Nirupama Subramanian

ISLAMABAD: Prior to the Mumbai blasts, India told Pakistan that it was prepared to restore Jammu and Kashmir to its pre-1953 status, The Nation newspaper said on Monday.

A non-paper that India gave to Pakistan days before the blasts on trains in Mumbai said it was willing to consider handing over all subjects bar defence, foreign affairs and communications to the Jammu and Kashmir Government, the newspaper reported.

Quoting diplomatic sources, the report said the non-paper could become the basis for "formal discussions" on Kashmir when the peace process got back on track.

Foreign Minister Khurshid Kasuri mentioned the non-paper in a recent interview to Dawn but did not give details. President Pervez Musharraf also referred a few times to the "written proposals" given by India without mentioning what these were.

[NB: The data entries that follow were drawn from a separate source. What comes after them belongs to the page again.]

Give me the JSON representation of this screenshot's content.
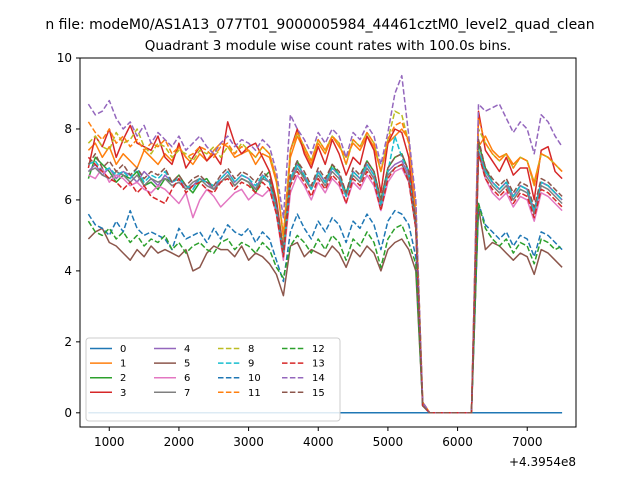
{
  "chart_data": {
    "type": "line",
    "suptitle": "n file: modeM0/AS1A13_077T01_9000005984_44461cztM0_level2_quad_clean",
    "title": "Quadrant 3 module wise count rates with 100.0s bins.",
    "xlabel": "",
    "ylabel": "",
    "x_offset_label": "+4.3954e8",
    "xlim": [
      580,
      7700
    ],
    "ylim": [
      -0.4,
      10
    ],
    "xticks": [
      1000,
      2000,
      3000,
      4000,
      5000,
      6000,
      7000
    ],
    "yticks": [
      0,
      2,
      4,
      6,
      8,
      10
    ],
    "grid": false,
    "legend": {
      "placement": "lower-left",
      "columns": 4,
      "entries": [
        "0",
        "1",
        "2",
        "3",
        "4",
        "5",
        "6",
        "7",
        "8",
        "9",
        "10",
        "11",
        "12",
        "13",
        "14",
        "15"
      ]
    },
    "x_start": 700,
    "x_step": 100,
    "series": [
      {
        "name": "0",
        "color": "#1f77b4",
        "style": "solid",
        "values": [
          0,
          0,
          0,
          0,
          0,
          0,
          0,
          0,
          0,
          0,
          0,
          0,
          0,
          0,
          0,
          0,
          0,
          0,
          0,
          0,
          0,
          0,
          0,
          0,
          0,
          0,
          0,
          0,
          0,
          0,
          0,
          0,
          0,
          0,
          0,
          0,
          0,
          0,
          0,
          0,
          0,
          0,
          0,
          0,
          0,
          0,
          0,
          0,
          0,
          0,
          0,
          0,
          0,
          0,
          0,
          0,
          0,
          0,
          0,
          0,
          0,
          0,
          0,
          0,
          0,
          0,
          0,
          0,
          0
        ]
      },
      {
        "name": "1",
        "color": "#ff7f0e",
        "style": "solid",
        "values": [
          7.4,
          7.6,
          7.2,
          7.5,
          7.0,
          7.3,
          7.1,
          6.9,
          7.4,
          7.2,
          7.0,
          7.3,
          7.1,
          7.5,
          7.2,
          7.0,
          7.3,
          7.1,
          7.4,
          7.6,
          7.5,
          7.2,
          7.3,
          7.4,
          7.0,
          7.3,
          7.2,
          6.5,
          5.0,
          7.2,
          7.8,
          7.4,
          7.0,
          7.6,
          7.3,
          7.8,
          7.5,
          7.2,
          7.6,
          7.4,
          7.8,
          7.5,
          6.8,
          7.6,
          7.8,
          8.0,
          7.7,
          5.6,
          0.3,
          0,
          0,
          0,
          0,
          0,
          0,
          0,
          7.5,
          7.8,
          7.4,
          7.2,
          7.3,
          7.0,
          7.2,
          7.1,
          6.5,
          7.3,
          7.2,
          7.0,
          6.8
        ]
      },
      {
        "name": "2",
        "color": "#2ca02c",
        "style": "solid",
        "values": [
          6.6,
          7.2,
          7.0,
          6.8,
          6.5,
          6.7,
          6.6,
          6.8,
          6.4,
          6.5,
          6.3,
          6.6,
          6.5,
          6.7,
          6.4,
          6.2,
          6.5,
          6.6,
          6.3,
          6.5,
          6.7,
          6.4,
          6.6,
          6.5,
          6.2,
          6.6,
          6.8,
          5.8,
          4.5,
          6.5,
          7.1,
          6.6,
          6.3,
          6.8,
          6.5,
          7.0,
          6.7,
          6.2,
          6.8,
          6.6,
          7.1,
          6.8,
          6.0,
          6.9,
          7.2,
          7.3,
          6.8,
          5.4,
          0.2,
          0,
          0,
          0,
          0,
          0,
          0,
          0,
          7.6,
          6.9,
          6.5,
          6.3,
          6.5,
          6.1,
          6.4,
          6.3,
          5.7,
          6.5,
          6.4,
          6.2,
          6.0
        ]
      },
      {
        "name": "3",
        "color": "#d62728",
        "style": "solid",
        "values": [
          6.9,
          7.8,
          7.5,
          8.0,
          7.2,
          7.7,
          8.1,
          7.6,
          7.5,
          7.4,
          7.8,
          7.2,
          7.0,
          7.6,
          6.9,
          7.2,
          7.5,
          7.1,
          7.3,
          7.0,
          8.2,
          7.6,
          7.3,
          7.5,
          7.6,
          7.2,
          6.8,
          6.0,
          4.6,
          7.4,
          8.0,
          7.3,
          6.9,
          7.5,
          7.0,
          7.7,
          7.3,
          6.7,
          7.2,
          7.0,
          7.8,
          7.4,
          6.2,
          7.6,
          8.0,
          7.9,
          7.2,
          5.2,
          0.2,
          0,
          0,
          0,
          0,
          0,
          0,
          0,
          8.5,
          7.4,
          7.1,
          6.8,
          7.2,
          6.7,
          6.9,
          6.9,
          6.0,
          7.4,
          7.5,
          6.8,
          6.6
        ]
      },
      {
        "name": "4",
        "color": "#9467bd",
        "style": "solid",
        "values": [
          6.8,
          7.0,
          6.7,
          6.9,
          6.6,
          6.8,
          6.7,
          6.5,
          6.8,
          6.6,
          6.4,
          6.7,
          6.5,
          6.6,
          6.3,
          6.4,
          6.6,
          6.5,
          6.3,
          6.6,
          6.8,
          6.5,
          6.7,
          6.6,
          6.3,
          6.7,
          6.5,
          5.8,
          4.4,
          6.6,
          7.0,
          6.7,
          6.3,
          6.8,
          6.5,
          6.9,
          6.7,
          6.1,
          6.8,
          6.6,
          7.0,
          6.7,
          5.9,
          6.8,
          7.0,
          7.1,
          6.7,
          5.3,
          0.2,
          0,
          0,
          0,
          0,
          0,
          0,
          0,
          7.4,
          6.8,
          6.5,
          6.3,
          6.5,
          6.1,
          6.4,
          6.3,
          5.7,
          6.5,
          6.4,
          6.2,
          6.0
        ]
      },
      {
        "name": "5",
        "color": "#8c564b",
        "style": "solid",
        "values": [
          4.9,
          5.1,
          5.2,
          4.8,
          4.7,
          4.5,
          4.3,
          4.6,
          4.4,
          4.7,
          4.5,
          4.6,
          4.5,
          4.4,
          4.6,
          4.0,
          4.1,
          4.5,
          4.7,
          4.6,
          4.6,
          4.4,
          4.7,
          4.3,
          4.5,
          4.4,
          4.2,
          3.9,
          3.3,
          4.7,
          4.8,
          4.4,
          4.6,
          4.5,
          4.4,
          4.7,
          4.5,
          4.1,
          4.6,
          4.4,
          4.7,
          4.5,
          4.0,
          4.6,
          4.8,
          4.9,
          4.6,
          4.0,
          0.2,
          0,
          0,
          0,
          0,
          0,
          0,
          0,
          5.8,
          4.6,
          4.8,
          4.7,
          4.5,
          4.3,
          4.5,
          4.4,
          3.9,
          4.6,
          4.5,
          4.3,
          4.1
        ]
      },
      {
        "name": "6",
        "color": "#e377c2",
        "style": "solid",
        "values": [
          6.7,
          6.6,
          6.9,
          6.5,
          6.7,
          6.6,
          6.4,
          6.5,
          6.3,
          6.2,
          6.4,
          6.3,
          6.1,
          5.9,
          6.2,
          5.5,
          6.0,
          6.3,
          6.1,
          5.8,
          6.0,
          6.2,
          6.3,
          6.0,
          6.2,
          6.1,
          6.3,
          5.6,
          4.3,
          6.2,
          6.7,
          6.4,
          6.0,
          6.5,
          6.2,
          6.6,
          6.4,
          5.9,
          6.5,
          6.3,
          6.7,
          6.4,
          5.7,
          6.5,
          6.8,
          6.9,
          6.5,
          5.2,
          0.2,
          0,
          0,
          0,
          0,
          0,
          0,
          0,
          7.3,
          6.6,
          6.2,
          6.0,
          6.2,
          5.8,
          6.1,
          6.0,
          5.4,
          6.2,
          6.1,
          5.9,
          5.7
        ]
      },
      {
        "name": "7",
        "color": "#7f7f7f",
        "style": "solid",
        "values": [
          6.8,
          6.9,
          6.7,
          6.6,
          6.8,
          6.7,
          6.5,
          6.7,
          6.4,
          6.6,
          6.5,
          6.6,
          6.4,
          6.5,
          6.3,
          6.5,
          6.6,
          6.4,
          6.3,
          6.5,
          6.7,
          6.4,
          6.6,
          6.5,
          6.3,
          6.6,
          6.5,
          5.7,
          4.4,
          6.5,
          6.9,
          6.6,
          6.3,
          6.7,
          6.4,
          6.8,
          6.6,
          6.1,
          6.7,
          6.5,
          6.9,
          6.6,
          5.9,
          6.7,
          6.9,
          7.0,
          6.6,
          5.2,
          0.2,
          0,
          0,
          0,
          0,
          0,
          0,
          0,
          7.3,
          6.7,
          6.4,
          6.2,
          6.4,
          6.0,
          6.3,
          6.2,
          5.6,
          6.4,
          6.3,
          6.1,
          5.9
        ]
      },
      {
        "name": "8",
        "color": "#bcbd22",
        "style": "dashed",
        "values": [
          7.6,
          7.8,
          7.5,
          7.4,
          7.9,
          7.6,
          7.7,
          8.0,
          7.5,
          7.3,
          7.6,
          7.5,
          7.2,
          7.4,
          7.3,
          7.1,
          7.4,
          7.3,
          7.5,
          7.2,
          7.5,
          7.3,
          7.6,
          7.4,
          7.2,
          7.5,
          7.3,
          6.6,
          4.9,
          7.4,
          7.9,
          7.5,
          7.1,
          7.7,
          7.4,
          7.8,
          7.6,
          7.0,
          7.7,
          7.5,
          7.9,
          7.6,
          6.8,
          7.7,
          8.5,
          8.4,
          7.6,
          5.9,
          0.3,
          0,
          0,
          0,
          0,
          0,
          0,
          0,
          8.0,
          7.6,
          7.3,
          7.1,
          7.3,
          6.9,
          7.2,
          7.1,
          6.4,
          7.3,
          7.2,
          7.0,
          6.8
        ]
      },
      {
        "name": "9",
        "color": "#17becf",
        "style": "dashed",
        "values": [
          7.0,
          7.1,
          6.8,
          6.9,
          6.7,
          6.8,
          6.6,
          6.9,
          6.5,
          6.7,
          6.6,
          6.8,
          6.5,
          6.6,
          6.4,
          6.3,
          6.6,
          6.5,
          6.4,
          6.6,
          6.8,
          6.5,
          6.7,
          6.6,
          6.4,
          6.7,
          6.5,
          5.7,
          4.5,
          6.6,
          7.0,
          6.7,
          6.3,
          6.8,
          6.5,
          6.9,
          6.7,
          6.1,
          6.8,
          6.6,
          7.0,
          6.7,
          5.8,
          6.8,
          7.8,
          7.2,
          6.8,
          5.3,
          0.2,
          0,
          0,
          0,
          0,
          0,
          0,
          0,
          7.4,
          6.8,
          6.5,
          6.3,
          6.5,
          6.1,
          6.4,
          6.3,
          5.7,
          6.5,
          6.4,
          6.2,
          6.0
        ]
      },
      {
        "name": "10",
        "color": "#1f77b4",
        "style": "dashed",
        "values": [
          5.6,
          5.3,
          5.2,
          5.0,
          5.4,
          5.1,
          5.7,
          5.2,
          5.0,
          5.1,
          5.0,
          4.9,
          4.6,
          5.2,
          4.9,
          5.0,
          5.1,
          4.8,
          5.2,
          4.9,
          5.3,
          5.1,
          5.0,
          5.2,
          4.8,
          5.1,
          4.9,
          4.3,
          3.7,
          5.1,
          5.6,
          5.2,
          4.9,
          5.4,
          5.1,
          5.5,
          5.3,
          4.8,
          5.4,
          5.2,
          5.6,
          5.3,
          4.6,
          5.4,
          5.7,
          5.6,
          5.3,
          4.4,
          0.2,
          0,
          0,
          0,
          0,
          0,
          0,
          0,
          5.9,
          5.3,
          5.1,
          4.9,
          5.1,
          4.7,
          5.0,
          4.9,
          4.4,
          5.1,
          5.0,
          4.8,
          4.6
        ]
      },
      {
        "name": "11",
        "color": "#ff7f0e",
        "style": "dashed",
        "values": [
          8.2,
          7.9,
          7.7,
          8.0,
          7.6,
          7.8,
          7.5,
          7.7,
          7.4,
          7.6,
          7.5,
          7.7,
          7.3,
          7.5,
          7.2,
          7.3,
          7.5,
          7.4,
          7.2,
          7.5,
          7.6,
          7.3,
          7.5,
          7.4,
          7.2,
          7.5,
          7.3,
          6.6,
          5.0,
          7.4,
          7.9,
          7.5,
          7.1,
          7.7,
          7.4,
          7.8,
          7.6,
          7.0,
          7.7,
          7.5,
          7.9,
          7.6,
          6.8,
          7.7,
          8.1,
          8.2,
          7.6,
          5.9,
          0.3,
          0,
          0,
          0,
          0,
          0,
          0,
          0,
          8.3,
          7.6,
          7.3,
          7.1,
          7.3,
          6.9,
          7.2,
          7.1,
          6.4,
          7.3,
          7.2,
          7.0,
          6.8
        ]
      },
      {
        "name": "12",
        "color": "#2ca02c",
        "style": "dashed",
        "values": [
          5.4,
          5.1,
          5.0,
          5.2,
          4.9,
          5.1,
          4.8,
          5.0,
          4.7,
          4.9,
          4.8,
          5.0,
          4.6,
          4.8,
          4.5,
          4.7,
          4.8,
          4.6,
          4.5,
          4.8,
          4.9,
          4.6,
          4.8,
          4.7,
          4.5,
          4.8,
          4.6,
          4.1,
          3.8,
          4.7,
          5.0,
          4.8,
          4.5,
          4.9,
          4.6,
          5.0,
          4.8,
          4.3,
          4.9,
          4.7,
          5.1,
          4.8,
          4.1,
          4.9,
          5.2,
          5.3,
          4.8,
          4.2,
          0.2,
          0,
          0,
          0,
          0,
          0,
          0,
          0,
          5.9,
          5.2,
          4.9,
          4.7,
          4.9,
          4.5,
          4.8,
          4.7,
          4.2,
          4.9,
          4.8,
          4.6,
          4.7
        ]
      },
      {
        "name": "13",
        "color": "#d62728",
        "style": "dashed",
        "values": [
          7.2,
          7.0,
          6.8,
          6.6,
          6.5,
          6.3,
          6.5,
          6.2,
          6.4,
          6.1,
          6.0,
          5.9,
          6.3,
          6.6,
          6.2,
          6.4,
          6.5,
          6.3,
          6.2,
          6.5,
          6.6,
          6.3,
          6.5,
          6.4,
          6.2,
          6.5,
          6.3,
          5.6,
          4.4,
          6.4,
          6.8,
          6.5,
          6.1,
          6.6,
          6.3,
          6.7,
          6.5,
          5.9,
          6.6,
          6.4,
          6.8,
          6.5,
          5.7,
          6.6,
          6.9,
          7.0,
          6.5,
          5.2,
          0.2,
          0,
          0,
          0,
          0,
          0,
          0,
          0,
          7.3,
          6.6,
          6.3,
          6.1,
          6.3,
          5.9,
          6.2,
          6.1,
          5.5,
          6.3,
          6.2,
          6.0,
          5.8
        ]
      },
      {
        "name": "14",
        "color": "#9467bd",
        "style": "dashed",
        "values": [
          8.7,
          8.4,
          8.5,
          8.8,
          8.3,
          8.0,
          8.2,
          7.8,
          8.1,
          7.6,
          7.9,
          7.7,
          7.5,
          7.8,
          7.4,
          7.6,
          7.8,
          7.5,
          7.3,
          7.6,
          7.8,
          7.5,
          7.7,
          7.6,
          7.4,
          7.7,
          7.5,
          6.8,
          5.5,
          8.4,
          8.0,
          7.7,
          7.3,
          7.9,
          7.6,
          8.0,
          7.8,
          7.2,
          7.9,
          7.7,
          8.1,
          7.8,
          7.0,
          7.9,
          9.0,
          9.5,
          7.8,
          6.0,
          0.3,
          0,
          0,
          0,
          0,
          0,
          0,
          0,
          8.7,
          8.5,
          8.6,
          8.7,
          8.3,
          7.9,
          8.2,
          8.0,
          7.3,
          8.4,
          8.2,
          7.8,
          7.5
        ]
      },
      {
        "name": "15",
        "color": "#8c564b",
        "style": "dashed",
        "values": [
          7.0,
          7.3,
          6.9,
          7.1,
          6.8,
          7.0,
          6.7,
          6.9,
          6.6,
          6.8,
          6.7,
          6.9,
          6.5,
          6.7,
          6.4,
          6.6,
          6.7,
          6.5,
          6.4,
          6.7,
          6.9,
          6.6,
          6.8,
          6.7,
          6.5,
          6.8,
          6.6,
          5.9,
          4.6,
          6.7,
          7.1,
          6.8,
          6.4,
          6.9,
          6.6,
          7.0,
          6.8,
          6.2,
          6.9,
          6.7,
          7.1,
          6.8,
          6.0,
          6.9,
          7.2,
          7.3,
          6.8,
          5.4,
          0.2,
          0,
          0,
          0,
          0,
          0,
          0,
          0,
          7.7,
          6.9,
          6.6,
          6.4,
          6.6,
          6.2,
          6.5,
          6.4,
          5.8,
          6.6,
          6.5,
          6.3,
          6.1
        ]
      }
    ]
  }
}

Foreign ministry spokeswoman Tasnim Aslam declined to comment on the report.

India offered to reduce troops on the condition that militants with cross-border support "end their subversive acts," the newspaper said.

"Peace process will not be affected"

The tit-for-tat expulsions by India and Pakistan of each other's diplomats should not affect the peace process, the Pakistan Foreign Ministry said.

"In our view the expulsion should make no difference to the peace process," Ms. Aslam said at the weekly briefing.

Asked if the episode had not vitiated the atmosphere, Ms. Aslam said: "There are many things that spoil the atmosphere. When you make baseless allegations, yes, it vitiates the climate but we have to move beyond that."

There are no dates for the Foreign Secretary-level talks yet but Ms. Aslam expressed confidence that the peace process was still on track.

"We have seen some statements from the Indian leadership that the peace process has not derailed, it will continue," Ms. Aslam said.

Ms. Aslam said the peace process was not a concession that one country was making to the other but in the joint interests of both.